In the 1997 film version of Kiss the Girls, sadomasochistic serial killers kidnap and rape women before killing them. The film version also contains a scene not found in the book, wherein one killer cuts off some of a female captive’s hair.

There is, however, no one scene that depicts a scene such as the one Dassey describes under interrogation or memorably draws for investigator Michael O’Kelly, with a woman shackled naked and spread-eagled to a bed.

O’Kelly administered a polygraph to Dassey, which he then told his client he had failed.
According to the transcript of Dassey’s session with investigator Michael O’Kelly, O’Kelly administered a polygraph and told Dassey the results indicated a very high probability that he was not telling the truth.

MOK: This is your polygraph. Can you read up here?

BD: [Shakes head no.]

MOK: You can’t see that far? Can you see what color it is?

BD: Red.

MOK: Okay. Well, I’ll read it for you. It says deception indicated. Probability of deception is point 98. That’s 98 percent.

BD: So, what does that mean?

MOK: What do you think that means?

BD: That I passed it?

MOK: It says deception indicated.

BD: That I failed it.

MOK: Yes.

Apparently, the actual results of the polygraph were “inconclusive.”

Later, in the same session with O’Kelly, Dassey supplies a possible motive for Avery’s alleged kidnapping and killing of Halbach: He couldn’t control his temper and became enraged when family members suggested he seek therapy.

BD: I could have a reason why he could have did it.

MOK: Go ahead.

BD: That I think he wanted to do it because like maybe he wanted to go back to jail.

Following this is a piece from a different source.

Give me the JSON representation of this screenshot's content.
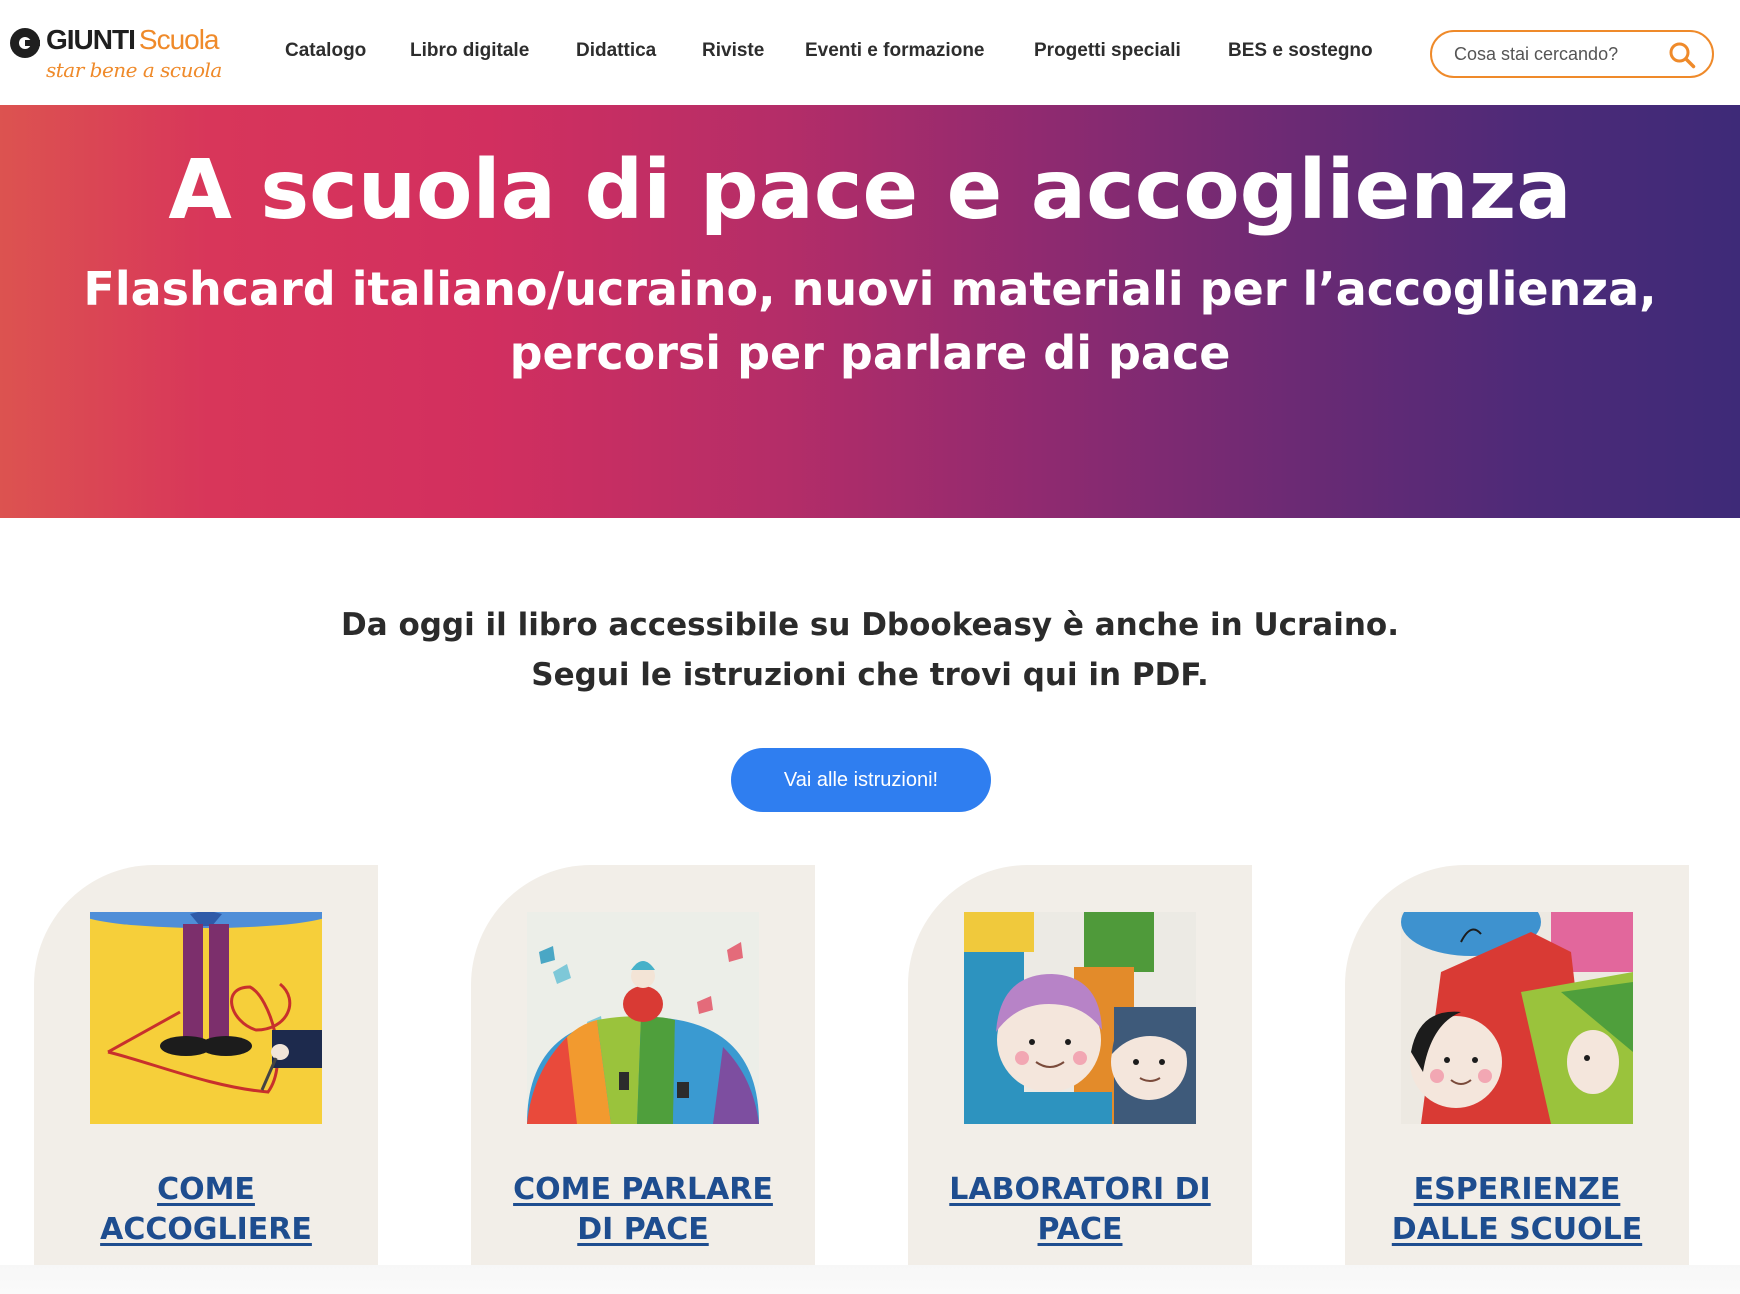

MOK: Why do you think that?

BD: Because some days he couldn’t control his temper, so the whole family told him to go see the people that you go talk to about your feelings and that. And he, he got pissed off and he went for a ride.

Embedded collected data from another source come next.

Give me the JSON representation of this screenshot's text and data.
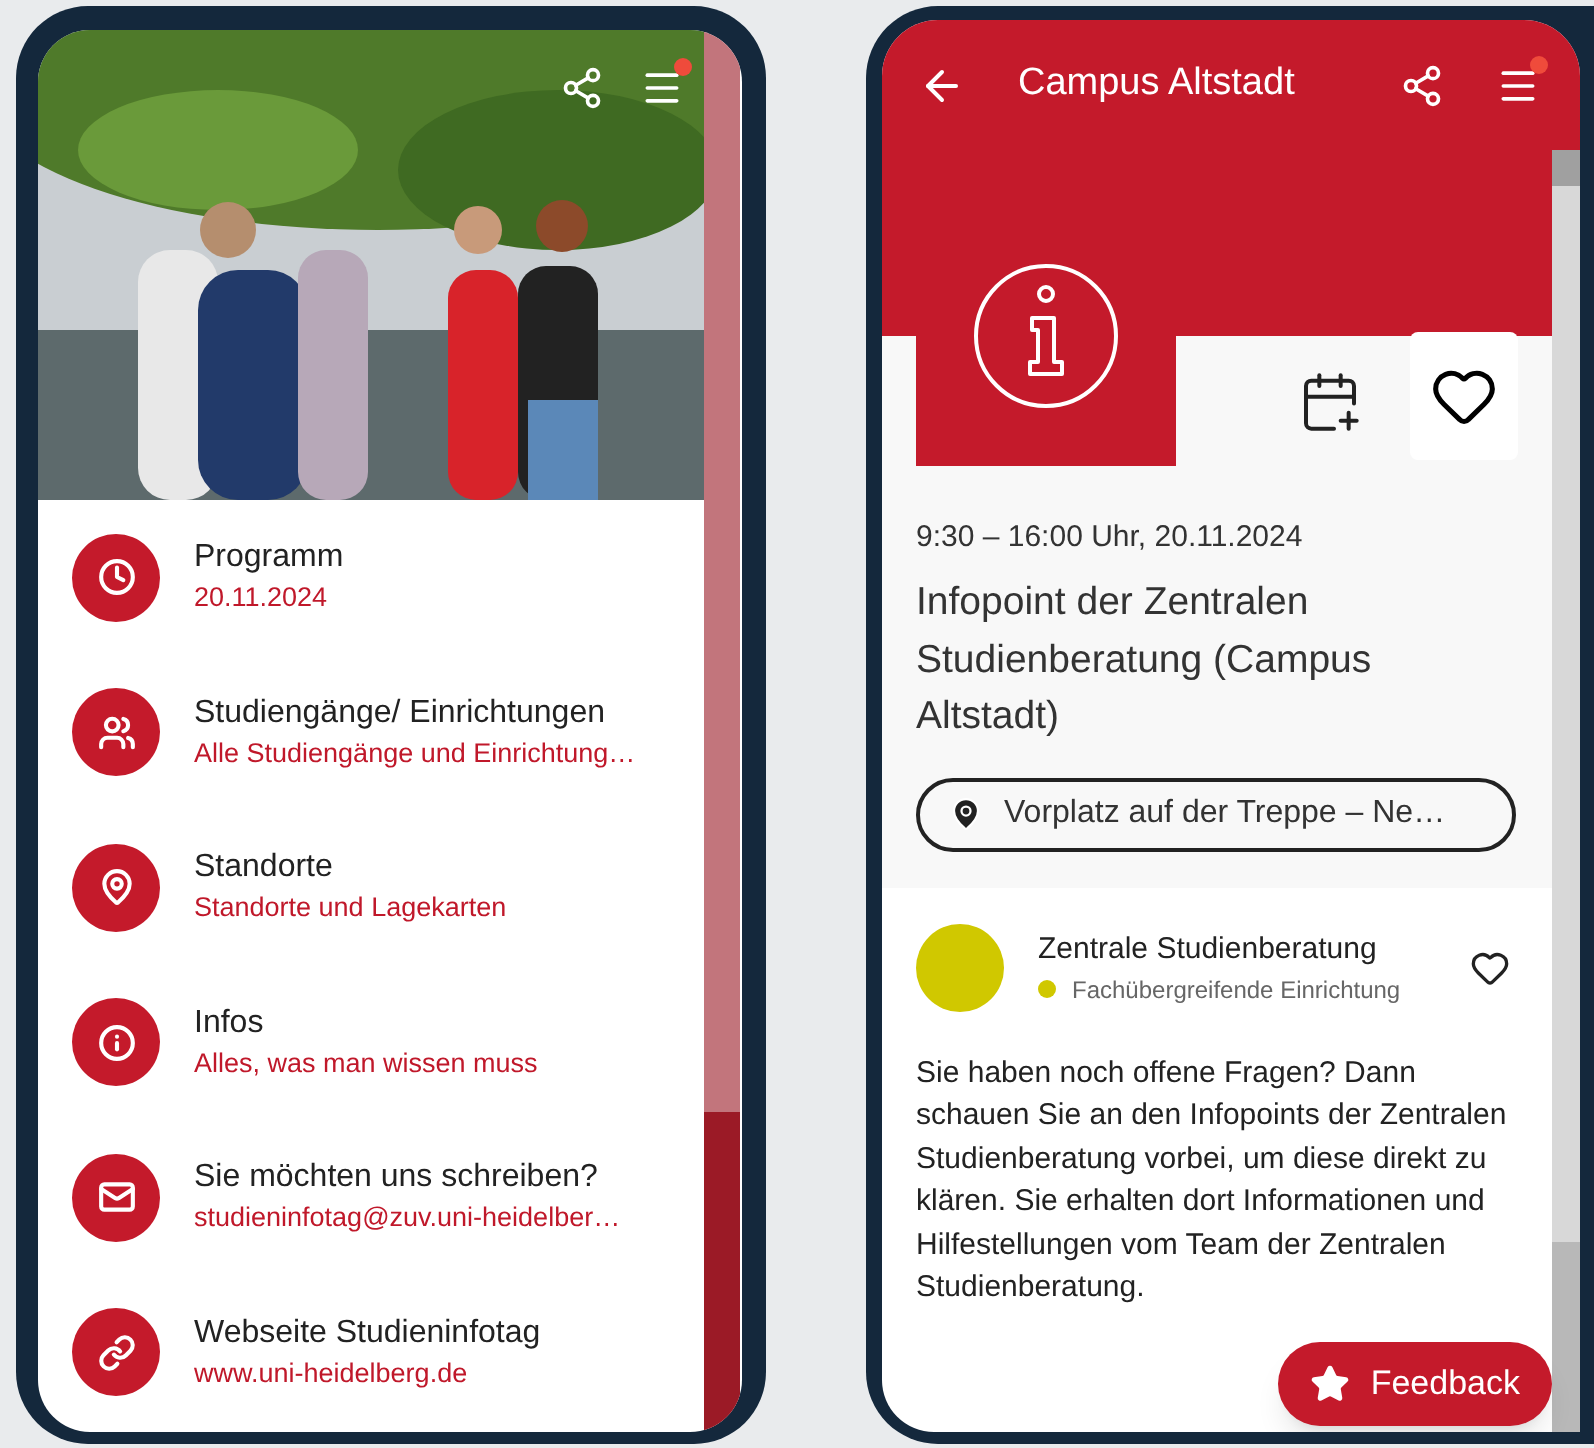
{
  "left_screen": {
    "has_notification": true,
    "menu_items": [
      {
        "kind": "clock",
        "title": "Programm",
        "subtitle": "20.11.2024"
      },
      {
        "kind": "people",
        "title": "Studiengänge/ Einrichtungen",
        "subtitle": "Alle Studiengänge und Einrichtung…"
      },
      {
        "kind": "pin",
        "title": "Standorte",
        "subtitle": "Standorte und Lagekarten"
      },
      {
        "kind": "info",
        "title": "Infos",
        "subtitle": "Alles, was man wissen muss"
      },
      {
        "kind": "mail",
        "title": "Sie möchten uns schreiben?",
        "subtitle": "studieninfotag@zuv.uni-heidelber…"
      },
      {
        "kind": "link",
        "title": "Webseite Studieninfotag",
        "subtitle": "www.uni-heidelberg.de"
      }
    ]
  },
  "right_screen": {
    "title": "Campus Altstadt",
    "has_notification": true,
    "event": {
      "time": "9:30 – 16:00 Uhr, 20.11.2024",
      "title": "Infopoint der Zentralen Studienberatung (Campus Altstadt)",
      "location": "Vorplatz auf der Treppe – Ne…",
      "favorite": false
    },
    "organizer": {
      "name": "Zentrale Studienberatung",
      "category": "Fachübergreifende Einrichtung",
      "color": "#d0c800",
      "favorite": false
    },
    "description": "Sie haben noch offene Fragen? Dann schauen Sie an den Infopoints der Zentralen Studienberatung vorbei, um diese direkt zu klären. Sie erhalten dort Informationen und Hilfestellungen vom Team der Zentralen Studienberatung.",
    "feedback_button": "Feedback"
  }
}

Dassey also claims in the session to have cleaned up the blood in the garage, and the prosecution refers, as corroborative evidence, to bleach stains on his pants.

Len Kachinsky is still practicing in Wisconsin. Ken Kratz, meanwhile, is a criminal defense attorney.
Dassey’s second court-appointed attorney is now a name partner at a Wisconsin firm, though its web page seems to have hidden his bio. Meanwhile, disgraced former DA Ken Kratz switched sides after being forced to resign (and seek treatment for drug and sex addiction).

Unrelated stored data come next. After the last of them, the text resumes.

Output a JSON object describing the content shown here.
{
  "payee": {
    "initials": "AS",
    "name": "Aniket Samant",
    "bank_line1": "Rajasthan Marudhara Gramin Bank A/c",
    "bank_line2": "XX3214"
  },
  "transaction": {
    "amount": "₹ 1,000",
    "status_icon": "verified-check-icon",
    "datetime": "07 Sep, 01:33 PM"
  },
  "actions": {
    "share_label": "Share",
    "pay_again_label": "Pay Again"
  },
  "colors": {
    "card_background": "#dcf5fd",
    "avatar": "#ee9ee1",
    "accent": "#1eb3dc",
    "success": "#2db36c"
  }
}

There was official pushback to the making of the documentary.
The two filmmakers had to fight, in conjunction with a lawyer of their own, not to hand over their material to the prosecution. Buzzfeed reports that “the government did certainly go out of their way to try and quash their documentary. In the fall of 2006, the state essentially tried to subpoena the footage.” One of the filmmakers describes the state’s action as “‘a fishing expedition, and we really think it was an effort by the state to shut down our production.’”

There are currently two petitions circulating, asking for presidential pardons for Avery and Dassey.